Whether you use a store bought pie crust or homemade, you wont want to use another recipe for your next chicken pot pie.
Alternatively you can use turkey as well(Thanksgiving leftovers are great for this). You can cook your own chicken first of like us, use a Costco Rotisserie Chicken.
Be sure to assess pie crust instructions first. Follow all directions on the box so the crust is prepared to be cooked.
Chicken Pot Pie
Chicken Pot Pie is such a great comfort food.
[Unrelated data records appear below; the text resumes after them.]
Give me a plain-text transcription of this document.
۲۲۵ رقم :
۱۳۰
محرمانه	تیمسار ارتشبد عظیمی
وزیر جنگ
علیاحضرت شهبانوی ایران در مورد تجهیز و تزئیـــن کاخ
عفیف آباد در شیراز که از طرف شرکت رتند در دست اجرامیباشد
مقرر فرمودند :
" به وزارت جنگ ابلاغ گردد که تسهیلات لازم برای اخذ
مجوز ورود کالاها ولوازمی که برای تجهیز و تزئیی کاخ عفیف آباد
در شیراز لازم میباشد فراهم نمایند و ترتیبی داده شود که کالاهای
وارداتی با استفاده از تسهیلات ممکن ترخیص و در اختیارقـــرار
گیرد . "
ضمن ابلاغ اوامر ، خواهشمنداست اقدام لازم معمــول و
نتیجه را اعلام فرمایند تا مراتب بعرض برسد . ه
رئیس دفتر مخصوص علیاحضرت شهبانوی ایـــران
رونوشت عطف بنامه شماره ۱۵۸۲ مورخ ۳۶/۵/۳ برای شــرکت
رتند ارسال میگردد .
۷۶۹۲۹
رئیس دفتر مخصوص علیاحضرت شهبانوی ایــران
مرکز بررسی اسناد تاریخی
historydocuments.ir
When it starts to get cold out its the perfect dinner that everyone loves.
- 1/4 Cup Unsalted Butter
- 1/3 Cup Yellow Onion, diced
- 1 Cup Carrots, sliced(about 2 medium carrots)
- 1/2 Cup Celery, chopped(about 1 stalk)
- 2 Cloves Garlic, minced
- 1/3 Cup AP Flour
- 1 1/2 Teaspoon Fresh Thyme, minced
- 1 Tablespoon Fresh Italian Parsley, minced
- 1 Teaspoon Salt
- 1/2 Teaspoon Black Pepper
- 1 3/4 Cups Chicken Broth
- 1/2 Cup Heavy Cream
- 3 Cups Shredded Chicken
- 1 Cup Frozen Peas
- 1 Box Store Bought Pie Crust make sure there are two pieces, one for the top and another for the bottom
- 1 Egg
1. Preheat Oven to 400°
2. Heat butter over medium-high heat in a large skillet.
3. Add onions, carrots, celery, and garlic and cook until tender.
4. Next, add flour, salt, pepper, thyme, parsley, chicken broth and heavy cream. Whisk to ensure there are no flour lumps.
5. Simmer over medium heat for about 10 minutes or until sauce has thickened.
6. Stir in chicken and frozen peas and remove from heat.
7. After following pie crust instructions, place the bottom layer of pie crust in a 9-inch pie pan and trim any extra dough off the side and discard.
8. Fill pie crust with filling and place the top layer of pie crust. Seal the edges with a fork or your fingers. With a knife, make a few slits in the top of the pie crust.
9. Beat egg in a cup and gently brush on the the top of the crust and edges.
10. Bake for 45 minutes or until the crust is golden brown. Cool 5-10 minutes before serving.